For practical purposes, a p-value cut-off of <0.05 for statistical significance is often used in research papers. This means that a result is accepted when the probability of it being caused by chance is less than 5%. However, when performing two tests, the probability that one of them is caused by chance doubles to 10% if the individual cut-off is kept at <0.05. This probability further increases with the number of tests: Statistically, if there is no true effect or difference, the probability that one in twenty tests would yield a p-value <0.05 reaches towards 100%. Because of this, it is appropriate to use methods to adjust for multiple testing, especially when working with big data. One simple and common method is the Bonferroni adjustment, which calculates a dataset specific cut-off value by dividing the preferred significance level (ie. 0.05) by the number of tests performed.

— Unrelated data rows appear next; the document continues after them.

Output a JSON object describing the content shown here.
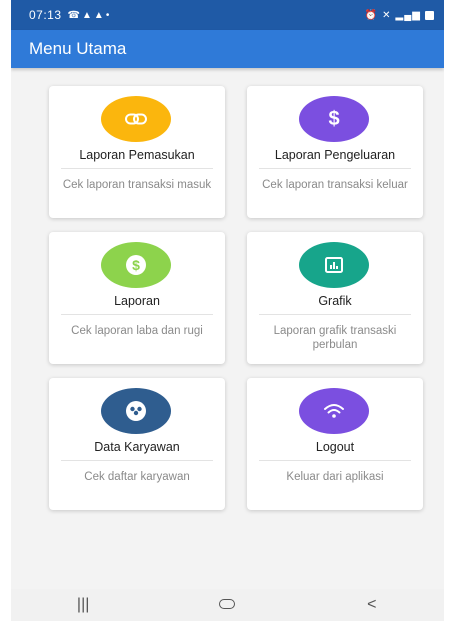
{
  "status_bar": {
    "time": "07:13",
    "left_icons": [
      "phone-icon",
      "warning-icon",
      "warning-icon",
      "dot-icon"
    ],
    "right_icons": [
      "alarm-icon",
      "mute-icon",
      "signal-icon",
      "battery-icon"
    ]
  },
  "app_bar": {
    "title": "Menu Utama",
    "color": "#2f7ad8"
  },
  "cards": [
    {
      "title": "Laporan Pemasukan",
      "desc": "Cek laporan transaksi masuk",
      "icon": "link-icon",
      "color": "#fbb60d"
    },
    {
      "title": "Laporan Pengeluaran",
      "desc": "Cek laporan transaksi keluar",
      "icon": "dollar-icon",
      "color": "#7b4fe0"
    },
    {
      "title": "Laporan",
      "desc": "Cek laporan laba dan rugi",
      "icon": "money-icon",
      "color": "#8dd34c"
    },
    {
      "title": "Grafik",
      "desc": "Laporan grafik transaski perbulan",
      "icon": "chart-icon",
      "color": "#17a58b"
    },
    {
      "title": "Data Karyawan",
      "desc": "Cek daftar karyawan",
      "icon": "people-icon",
      "color": "#2f5d8f"
    },
    {
      "title": "Logout",
      "desc": "Keluar dari aplikasi",
      "icon": "wifi-icon",
      "color": "#7b4fe0"
    }
  ],
  "nav_bar": {
    "buttons": [
      "recent-apps-icon",
      "home-icon",
      "back-icon"
    ]
  }
}
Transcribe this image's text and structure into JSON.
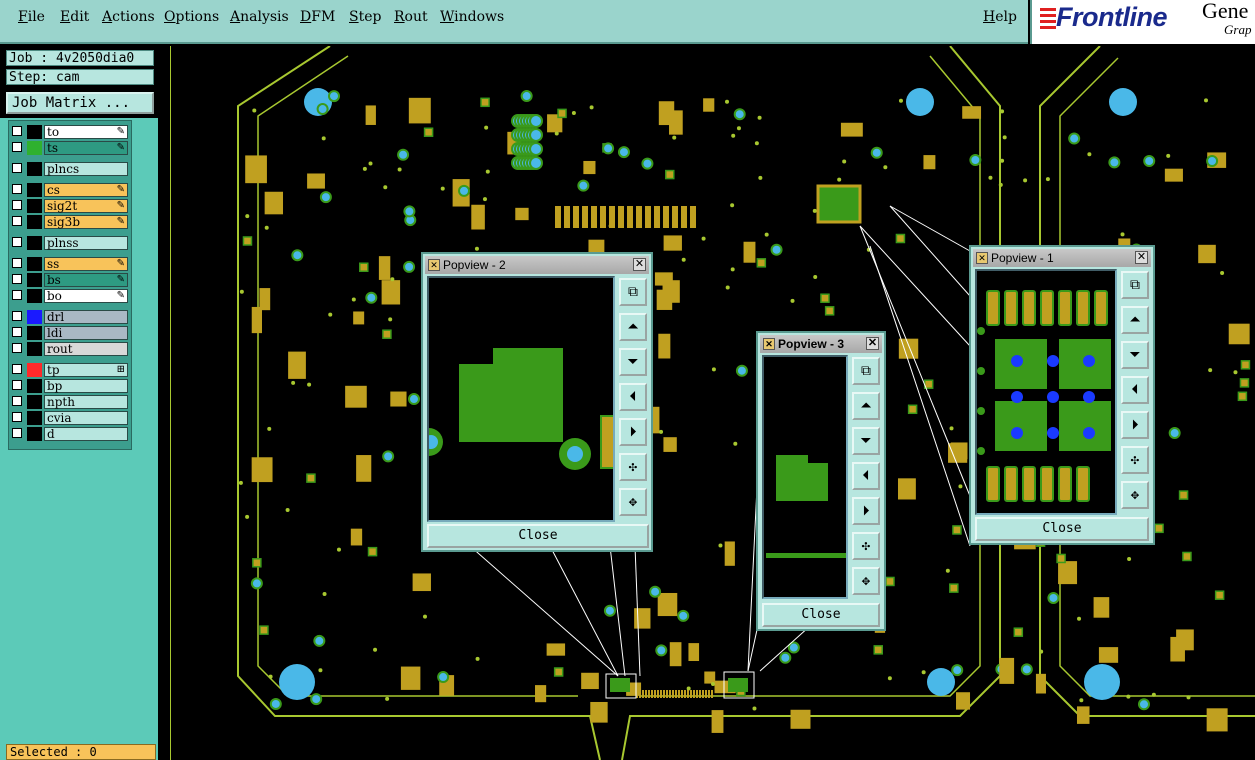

It is also important to keep in mind that p-values are strongly affected by the sample size. Given that the measured, average difference remains the same, the p-value would decrease for each extra observation. Which makes sense: If we knew that 1000 children in each city had been tested in the example above, we would intuitively trust the result more than if only 10 were tested and expect a lower p-value. If there was no true difference between the groups, however, then the measured difference would inevitably decrease with increasing sample size. A difference observed from a large proportion is hence more trustworthy, which is reflected in the p-value.

Importantly, given a sufficiently large sample size, even the smallest of differences would yield significant p-values. One must thus keep in mind that the p-value says nothing about the relevance of a finding.

The p-value also does not indicate the reliability of the measured effect size. For this, the 95% confidence interval is much better suited. As this interval also intrinsically indicates statistical significance, it is increasingly recommended to avoid focusing on p-values, and rather report the 95% confidence intervals instead.

References

1) Amrhein V, Greenland S, McShane B. Scientists rise up against statistical significance. Nature 567, 305-307 (2019)

2) Ronald L. Wasserstein & Nicole A. Lazar (2016) The ASA Statement on p-Values: Context, Process, and Purpose, The American Statistician, 70:2, 129-133, DOI: 10.1080/00031305.2016.1154108

The p-value is one of the most reported statistical measures within quantitative research, hence it’s crucial to know how to interpret it correctly.